I'm in a cycle of s**t. 6 years or so gambling, from poker to casino for the past year. Since the addiction or whatever mindset it is has escalated I have lost I don't know - it's scary how all the occasions morph together seeming endless. All them absolutely miserable end results... Last month, within a week I had lost what spare I had from my wages, about £900+400 from a rare win previously. I waited 3 weeks for payday again (as I have many times) knowing I have to change, knowing that it will be even more difficult to not gamble this time as I owed a lot out and so would be left with less. Of course I'm chasing losses immediately and I get destroyed. To have done it again on the night of being paid really is characteristically corrosive. I am really struggling to carry on. Emptiness and absolutely no will to do
anything. 30 days, 22 of which working full time to get through with nothing.
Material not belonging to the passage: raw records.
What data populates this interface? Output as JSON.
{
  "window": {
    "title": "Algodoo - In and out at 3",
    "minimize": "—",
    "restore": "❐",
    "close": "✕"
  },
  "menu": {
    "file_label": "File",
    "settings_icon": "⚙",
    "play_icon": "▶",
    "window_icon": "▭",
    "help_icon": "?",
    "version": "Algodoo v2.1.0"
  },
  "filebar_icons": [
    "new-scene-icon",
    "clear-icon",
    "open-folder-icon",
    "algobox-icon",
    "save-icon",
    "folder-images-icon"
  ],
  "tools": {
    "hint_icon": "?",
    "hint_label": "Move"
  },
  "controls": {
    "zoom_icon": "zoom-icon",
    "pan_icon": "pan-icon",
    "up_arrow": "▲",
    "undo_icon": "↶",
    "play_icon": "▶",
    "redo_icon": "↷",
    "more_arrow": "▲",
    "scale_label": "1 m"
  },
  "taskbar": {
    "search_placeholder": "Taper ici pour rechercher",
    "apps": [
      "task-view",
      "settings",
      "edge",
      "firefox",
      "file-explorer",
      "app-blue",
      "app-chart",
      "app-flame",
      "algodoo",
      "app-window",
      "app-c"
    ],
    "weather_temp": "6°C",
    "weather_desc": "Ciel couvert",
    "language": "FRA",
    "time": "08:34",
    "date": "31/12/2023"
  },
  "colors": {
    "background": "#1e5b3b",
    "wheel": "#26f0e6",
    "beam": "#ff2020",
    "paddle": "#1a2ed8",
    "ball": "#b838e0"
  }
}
The misery and feigning to be normal (which I do a bad job of) is almost as bad as the actual loss of money. I am surprised my girlfriend hasn't told me she has had enough, I am not fun or interesting to be around... Without her I'd be in a bad spot. The years of loss and misery has shaped my soul. Why can I not bring myself to put blocks on every casino going? I always thought I played to make money, and I still believe that, but it just never works out. I know addictions lie within the fabric of it all and I have had a few in my short 24 years. In essence I think I know the steps I have to take and so I just know it'll take a genuine desire to to commit suicide until I do something like attend a GA meeting. How it ignorant am I to think I wouldn't really benefit. Or just bone idled and useless.
So yeah, another month of misery, I'm sure the cycle will continue for longer yet. How tragic our single spans of time in this world ruled by a greed for money. I haven't had it as bad as some but I'm still comparatively broken.
All the answers to my attitudes are in this forum I'm sure. Just wanted to post something.
Hi Mate,
Sounds like a tough situation you are in, I have been there also and its s**t. My advice is to go to GA meeting ASAP. I have been to 2 and they have changed alot about the way I feel and think. 11 days GF today. Without going to a meeting I would of gone broke.
Good luck, Stay strong.
I like your post, was interesting and brings up the fact you're not alone. You're not the only one who can't get through a month without doing your money, waiting a whole month promising yourself you won't do it again, then do it again! it's madness. What can you do except brush yourself down and start again. The penny must drop at some point, the beating and humiliation sets in and some strength appears from nowhere to do better next time. The girlfriend doesn't need to know, you need to cheer up a bit though if you want to keep her. There's some great people at GA who can help you, they understand you and what makes you tick. All the best to you.
Hi BeyondMiserable,
Welcome to the forum, and thanks for sharing your story in our forum.
I’m glad you decided to post here for support, and also to encourage you to do something about your gambling problem. I think you’ve taken a step in the right direction to help with your recovery.
It seems like you’ve been struggling for a long time with your problematic gambling, and you really want to do something about it and change this unfortunate habit that is robbing you out of all the money you ever worked for.
Now is the chance to take your recovery process further. Perhaps you may like to contact us directly for an immediate support on our free phone Helpline on: 0808 8020 133, and speak to one of our advisers. We have loads of help options available that can work for you, hopefully.
You can also contact us via our Netline: http://www.gamcare.org.uk/frontline-services/netline
Our lines are open everyday from 8.00am to midnight.
Please do try and stay in touch so we can continue to support you, and above all, keep posting!
Best wishes,
Beatrice
Thanks for your comments. I just wallow in self pity instead of really doing anything about it. Today I lost another couple hundred which I needed really and fell out with gf for smoking to try and bury my head in the sand from reality after work. I am currently stoned, anxious and very down. On a more productive note I self excluded from a group of the only casino sites I really use. Part of me feels sad for having self excluded which is mental when it has resulted in so much grief. Things are going to get worse.
Parts of what you say I'm sure are familiar to us all, me personally, I've bounced from job to job for years because when I blew my wages I couldn't get out of bed and pretend I was ok so I just quit.. having someone like your girlfriend can be great but it can also make you feel more guilty and ashamed, it's a real catch 22..
Why do you gamble ? You sound like you make enough and you don't mind working, is it the thrill ? The money ? Or like it said just chasing losses? If it's the latter you should probably give up, and just do the lotto or postcode lottery because you can win a few thousand or whatevet but it won't be life changing but if you win a lotto jackpot you're sorted..
You're just gonna dig yourself a deeper hole if you keep doing this.
If you MUST do it, maybe change how you play? I don't know, but I can see you're hurting and you need help.
Ultimately it's all on you but we all know it's not easy. Good luck though.